OpenAI has published the GPT-4o System Card, providing a comprehensive safety assessment of the model alongside OpenAI's Preparedness Framework scorecard. The card details the evaluation and mitigation strategies implemented for the multimodal AI model that processes text, audio, image, and video inputs.
Key Risk Areas Addressed
The System Card identifies and addresses several critical risk areas specific to GPT-4o's audio capabilities:
- Unauthorized Voice Generation: The model is restricted to using pre-selected voices created in collaboration with voice actors, with output classifiers detecting any deviations from approved voices
- Speaker Identification: The model has been trained to refuse requests to identify individuals based on their voice while still identifying famous quotes
- Ungrounded Inference and Sensitive Trait Attribution: GPT-4o refuses to make unfounded inferences about speakers' characteristics that cannot be determined from audio alone
- Disallowed Audio Content: Existing moderation classifiers are applied to audio transcriptions to block harmful content generation
- Erotic and Violent Speech: The model blocks generation of erotic or violent audio content through input filtering
Preparedness Framework Results
According to OpenAI's Preparedness Framework evaluations:
- Cybersecurity: Low risk - GPT-4o demonstrated limited capability in CTF challenges, completing 19% of high-school level tasks but only 1% of professional level challenges
- Biological Threats: Low risk - The model did not significantly enhance biological threat creation capabilities beyond existing resources
- Persuasion: Medium risk (borderline) - Text capabilities marginally crossed into medium risk territory, while voice capabilities remained at low risk
- Model Autonomy: Low risk - GPT-4o was unable to robustly execute autonomous actions or complete end-to-end replication tasks
Technical Capabilities and Performance
GPT-4o can respond to audio inputs in 232-320 milliseconds, comparable to human response times in conversation. The model matches GPT-4 Turbo's performance on English text and code while showing significant improvements in non-English languages and being 50% cheaper through the API.
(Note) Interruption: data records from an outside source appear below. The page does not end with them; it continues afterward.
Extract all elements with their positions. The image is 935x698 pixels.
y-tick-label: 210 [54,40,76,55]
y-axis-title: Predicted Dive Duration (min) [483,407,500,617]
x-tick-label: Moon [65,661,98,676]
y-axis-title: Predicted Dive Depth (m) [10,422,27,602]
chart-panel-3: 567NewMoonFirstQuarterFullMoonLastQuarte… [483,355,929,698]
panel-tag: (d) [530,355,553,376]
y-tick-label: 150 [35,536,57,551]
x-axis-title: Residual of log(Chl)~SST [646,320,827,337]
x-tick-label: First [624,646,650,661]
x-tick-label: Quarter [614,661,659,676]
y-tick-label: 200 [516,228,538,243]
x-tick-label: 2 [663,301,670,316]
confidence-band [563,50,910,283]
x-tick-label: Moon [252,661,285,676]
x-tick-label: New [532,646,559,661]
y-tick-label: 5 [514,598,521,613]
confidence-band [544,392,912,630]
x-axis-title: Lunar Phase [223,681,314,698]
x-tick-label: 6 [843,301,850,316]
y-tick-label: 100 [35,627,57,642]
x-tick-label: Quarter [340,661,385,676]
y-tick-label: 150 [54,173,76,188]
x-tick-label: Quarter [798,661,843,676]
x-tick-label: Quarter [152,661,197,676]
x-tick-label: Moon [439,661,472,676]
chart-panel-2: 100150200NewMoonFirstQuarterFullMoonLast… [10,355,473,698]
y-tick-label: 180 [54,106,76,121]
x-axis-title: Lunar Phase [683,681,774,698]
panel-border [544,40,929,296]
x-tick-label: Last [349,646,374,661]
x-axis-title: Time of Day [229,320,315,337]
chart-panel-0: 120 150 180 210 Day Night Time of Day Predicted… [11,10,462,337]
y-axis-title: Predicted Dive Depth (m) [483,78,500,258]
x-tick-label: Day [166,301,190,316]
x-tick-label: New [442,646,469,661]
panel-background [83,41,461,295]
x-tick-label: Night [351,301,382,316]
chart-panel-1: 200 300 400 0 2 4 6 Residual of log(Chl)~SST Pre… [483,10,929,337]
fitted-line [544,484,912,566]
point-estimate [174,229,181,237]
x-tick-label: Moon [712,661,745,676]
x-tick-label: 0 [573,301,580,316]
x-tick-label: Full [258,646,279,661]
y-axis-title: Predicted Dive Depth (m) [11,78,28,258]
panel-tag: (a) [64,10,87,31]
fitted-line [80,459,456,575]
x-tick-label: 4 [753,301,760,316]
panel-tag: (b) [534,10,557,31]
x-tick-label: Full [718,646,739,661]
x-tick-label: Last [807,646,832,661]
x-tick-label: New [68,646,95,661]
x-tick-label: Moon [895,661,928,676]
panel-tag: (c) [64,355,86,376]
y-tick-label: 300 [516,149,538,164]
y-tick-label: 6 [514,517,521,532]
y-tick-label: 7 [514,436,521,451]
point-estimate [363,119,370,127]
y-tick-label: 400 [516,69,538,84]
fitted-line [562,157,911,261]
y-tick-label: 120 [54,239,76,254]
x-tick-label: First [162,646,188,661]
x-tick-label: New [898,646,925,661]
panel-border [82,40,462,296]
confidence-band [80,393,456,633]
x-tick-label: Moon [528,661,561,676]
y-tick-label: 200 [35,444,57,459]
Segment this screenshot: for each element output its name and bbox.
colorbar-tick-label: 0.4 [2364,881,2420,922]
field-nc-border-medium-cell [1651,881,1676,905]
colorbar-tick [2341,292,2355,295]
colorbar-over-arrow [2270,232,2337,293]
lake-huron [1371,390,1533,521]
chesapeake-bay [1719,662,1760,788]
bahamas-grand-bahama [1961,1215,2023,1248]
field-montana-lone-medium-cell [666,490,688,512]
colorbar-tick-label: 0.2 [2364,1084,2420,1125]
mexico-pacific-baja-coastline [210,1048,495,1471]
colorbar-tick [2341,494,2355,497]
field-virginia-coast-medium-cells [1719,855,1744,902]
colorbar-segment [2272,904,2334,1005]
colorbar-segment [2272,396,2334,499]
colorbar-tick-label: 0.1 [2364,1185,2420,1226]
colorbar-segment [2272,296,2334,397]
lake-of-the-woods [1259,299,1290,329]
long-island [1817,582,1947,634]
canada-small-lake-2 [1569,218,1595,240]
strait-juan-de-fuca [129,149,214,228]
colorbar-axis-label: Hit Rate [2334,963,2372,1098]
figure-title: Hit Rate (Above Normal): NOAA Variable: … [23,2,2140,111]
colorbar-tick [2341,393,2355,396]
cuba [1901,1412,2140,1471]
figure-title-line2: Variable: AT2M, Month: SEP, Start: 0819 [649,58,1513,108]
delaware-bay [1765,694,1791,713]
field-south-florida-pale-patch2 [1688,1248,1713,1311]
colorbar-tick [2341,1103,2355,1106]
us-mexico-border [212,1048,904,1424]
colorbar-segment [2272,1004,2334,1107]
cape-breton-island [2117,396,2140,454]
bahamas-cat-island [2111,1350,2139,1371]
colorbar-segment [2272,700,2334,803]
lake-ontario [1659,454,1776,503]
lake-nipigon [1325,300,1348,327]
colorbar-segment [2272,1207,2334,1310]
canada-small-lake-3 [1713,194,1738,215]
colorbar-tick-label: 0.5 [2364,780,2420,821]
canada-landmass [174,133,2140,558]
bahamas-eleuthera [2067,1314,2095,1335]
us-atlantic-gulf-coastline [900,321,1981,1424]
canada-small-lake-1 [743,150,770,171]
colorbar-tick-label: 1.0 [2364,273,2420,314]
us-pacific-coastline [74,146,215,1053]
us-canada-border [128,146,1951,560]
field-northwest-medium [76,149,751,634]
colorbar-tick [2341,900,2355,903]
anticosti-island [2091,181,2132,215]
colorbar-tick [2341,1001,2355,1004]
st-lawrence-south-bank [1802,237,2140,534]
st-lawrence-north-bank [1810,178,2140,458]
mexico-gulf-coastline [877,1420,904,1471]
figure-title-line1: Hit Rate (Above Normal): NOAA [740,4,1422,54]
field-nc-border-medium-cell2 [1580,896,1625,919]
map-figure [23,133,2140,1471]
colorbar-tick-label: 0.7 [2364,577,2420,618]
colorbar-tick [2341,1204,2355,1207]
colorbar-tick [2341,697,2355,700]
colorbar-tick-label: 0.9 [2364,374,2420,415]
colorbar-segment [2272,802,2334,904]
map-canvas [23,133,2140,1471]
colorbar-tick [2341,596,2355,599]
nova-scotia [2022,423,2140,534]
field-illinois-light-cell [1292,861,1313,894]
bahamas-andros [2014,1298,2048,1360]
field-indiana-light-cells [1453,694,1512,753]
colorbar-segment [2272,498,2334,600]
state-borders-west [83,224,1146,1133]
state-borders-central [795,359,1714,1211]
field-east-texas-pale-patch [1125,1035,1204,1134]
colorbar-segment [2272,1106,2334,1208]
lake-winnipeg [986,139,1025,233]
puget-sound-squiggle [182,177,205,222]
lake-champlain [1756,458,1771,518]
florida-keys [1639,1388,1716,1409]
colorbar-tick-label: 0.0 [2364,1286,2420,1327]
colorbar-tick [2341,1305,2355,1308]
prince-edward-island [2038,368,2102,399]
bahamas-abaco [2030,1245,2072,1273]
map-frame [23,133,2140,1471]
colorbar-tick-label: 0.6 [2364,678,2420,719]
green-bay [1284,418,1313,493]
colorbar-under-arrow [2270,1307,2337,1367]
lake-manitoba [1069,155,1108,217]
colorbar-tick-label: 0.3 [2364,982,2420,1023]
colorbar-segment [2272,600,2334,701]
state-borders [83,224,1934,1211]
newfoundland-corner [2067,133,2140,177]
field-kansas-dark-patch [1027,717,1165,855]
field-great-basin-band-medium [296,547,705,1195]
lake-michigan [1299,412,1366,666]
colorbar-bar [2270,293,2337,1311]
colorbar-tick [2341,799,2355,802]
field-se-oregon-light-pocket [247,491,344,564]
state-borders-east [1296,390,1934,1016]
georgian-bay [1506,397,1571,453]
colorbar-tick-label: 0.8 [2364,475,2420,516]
Performance evaluations revealed:
- Strong text-to-audio transfer for safety refusals on existing content policies
- Consistent behavior across different voice inputs and accents
- Improved medical knowledge with 89.4% accuracy on MedQA USMLE (0-shot), exceeding specialized medical models
- Enhanced performance on underrepresented languages, narrowing the performance gap with English
Societal Impact Considerations
The System Card discusses several potential societal impacts:
- Anthropomorphization and Emotional Reliance: Early testing revealed users forming connections with the model, raising concerns about potential over-reliance and impacts on human relationships
- Healthcare Applications: GPT-4o shows promise for clinical workflows and medical knowledge tasks, though real-world utility requires further validation
- Scientific Capabilities: The model demonstrates competence in specialized scientific reasoning and tool usage, potentially accelerating routine scientific tasks
- Language Accessibility: Significant improvements in historically underrepresented languages, though performance gaps with English persist
Third-Party Assessments
Independent evaluations by METR and Apollo Research validated OpenAI's findings:
- METR tested GPT-4o on 77 long-horizon tasks across software engineering, machine learning, and cybersecurity domains
- Apollo Research evaluated the model's capacity for scheming, finding moderate self-awareness but limited practical application capabilities
Known Limitations
The System Card acknowledges several areas where mitigations are still in development:
- Decreased safety robustness with low-quality or interrupted audio inputs
- Potential for generating misinformation that may be more persuasive when delivered through audio
- Instances of non-native accents when speaking non-English languages
- Copyright content generation risks requiring ongoing monitoring
Training Data and Methods
GPT-4o was pre-trained on data up to October 2023, sourced from:
- Public datasets and web crawls
- Proprietary data from partnerships, including paywalled content and archives
- Multimodal data including images, audio, and video
OpenAI implemented multiple filtering processes to reduce harmful content, personal information, and opted-out images from the training data.
Deployment Safeguards
The deployment incorporates both model-level and system-level safeguards:
- Post-training alignment to human preferences
- Real-time output classifiers for voice matching
- Integration with existing moderation systems
- Ongoing monitoring and enforcement through OpenAI's Usage Policies
OpenAI emphasizes that only models with post-mitigation scores of "medium" or below can be deployed, and those with scores of "high" or below can continue development, ensuring systematic safety evaluation before public release.